Alfligeois Langue des Halfelins, d’origine obscure. Pratiquée uniquement dans le Canton Vert. Il n'y a pas d'écrits affligeois et les règles de prononciation ou de grammaire peuvent changer d'un village à l'autre. Si l'oreille des halfelins s’accommode fort bien de ces variations, elles rendent son étude systématique et son apprentissage quasiment impossible pour le commun des mortels.

Elvalié Langue des Elfes, d’origine très ancienne. En elvalié, la musique et la poésie prend le pas sur la praticité. Les figures harmoniques, mélodiques et rythmiques sont fermées. La maîtrise des constructions de base prend souvent plus d'un demi-siècle. Seule l'incroyable longévité des elfes leur a permet de pratiquer une langue si complexe. Cette longévité a aussi assuré l'unité des règles de versification dans tout le Vieux Royaume. Le haut elvalié, qui autorise uniquement le onzain ou le treizain à onze, treize ou quinze pieds, sur une gamme à onze modes est réservé aux chants royaux et religieux et aux célébrations. L'elvalié vif permet choisir autorise le nombre de vers, de pieds et de modes parmi une liste établie à partir de l'étude de phénomènes astronomiques. L'alphabet elvalié ressemble à une portée des trente-huit lignes qui permettent de représenter (à l'aide d'altération) les centaines de sonorités elvaliéennes.

Kahadïr Langue des Nains. Entièrement originale, elle a influencé d'autres langues, mais n'a subi aucune influence extérieure. Cette langue aux sonorités métalliques et rocailleuses est compréhensible dans la fureur de la bataille ou le vacarme de la forge. L'écriture kahadïre prend l'aspect de métal forgé ou de bijou. Travaillée par un maître joaillier nain, une simple bague peut contenir l'équivalent d'une dizaine de pages de parchemins.
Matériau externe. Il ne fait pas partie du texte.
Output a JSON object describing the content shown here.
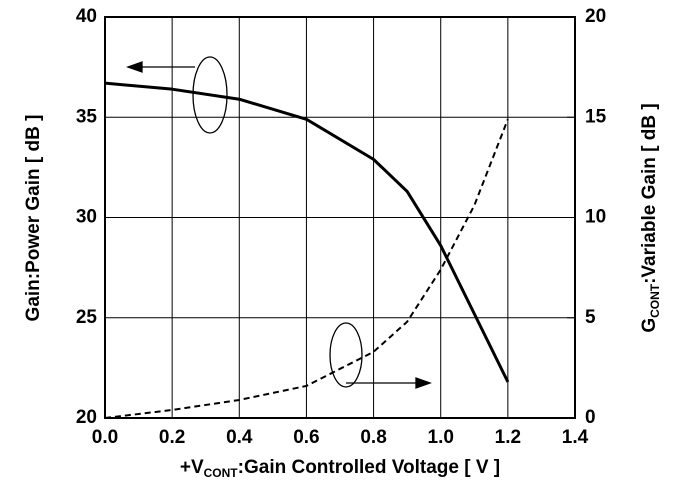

Il est également d'usage chez les grands guerriers de forger des armes qui racontent les exploits du héros qui le portent.

Les Gnomes parlent le kalogon, un patois du kahadïr.

Leonien Anciennement parlée dans tout le Vieux Royaume, elle reste la langue officielle de Sacralia et des Chevaliers du Sacre. Dérivée de l'elvalié avec de fortes influences maugar et kahadiennes et quelques racines alfligeoises, elle a son tour influencé la plupart des langues pratiquées aujourd'hui dans le vieux royaume. L'alphabet leonien sert pour toutes les langues dérivées. La plupart des habitants du vieux royaume pratique une forme moderne et simplifiée du leonien. Ce leonien vulgaire limité à un lexique commun de quelques centaines de mots permet un communication simple entre tous les habitants du Vieux Royaume.

Ciudalien Dialecte de Ciudalia, variante du leonien dépourvue des influences maugar et kahadiennes. On y reconnaît quelques idiomatismes ressiniens. C'est aujourd'hui la langue de la négoce et des marins dans tout le Vieux Royaume.

Ressinien Langue de Ressine, d’origine obscure.

Chaque tribu des monts Cruaïd possède son propre dialecte. Purement oraaux, ils sont peu étudiés et peu compris. L'hégémonie des Uruk Maug a normalisé ces dialectes en une langue appelé Maugar. Il est probable que les nains possèdent plus d'informations sur ces différentes langues.

Les Gnolls parlent le gnollar ; les Gobelins parlent le goblish ; les Hobgobelins parlent le hobgobar et les Kobolds parlent le kobolish.

Le boeglandais est la langue des Boegars, fortement influencé par le maugar et le leonien.

L'ourlandais est parlé dans tout le duché du Bromaël et jusqu'en Ouromagne. Dérivé du Leonien, les influences maugares se font plus fortes plus on s'approche de la frontière.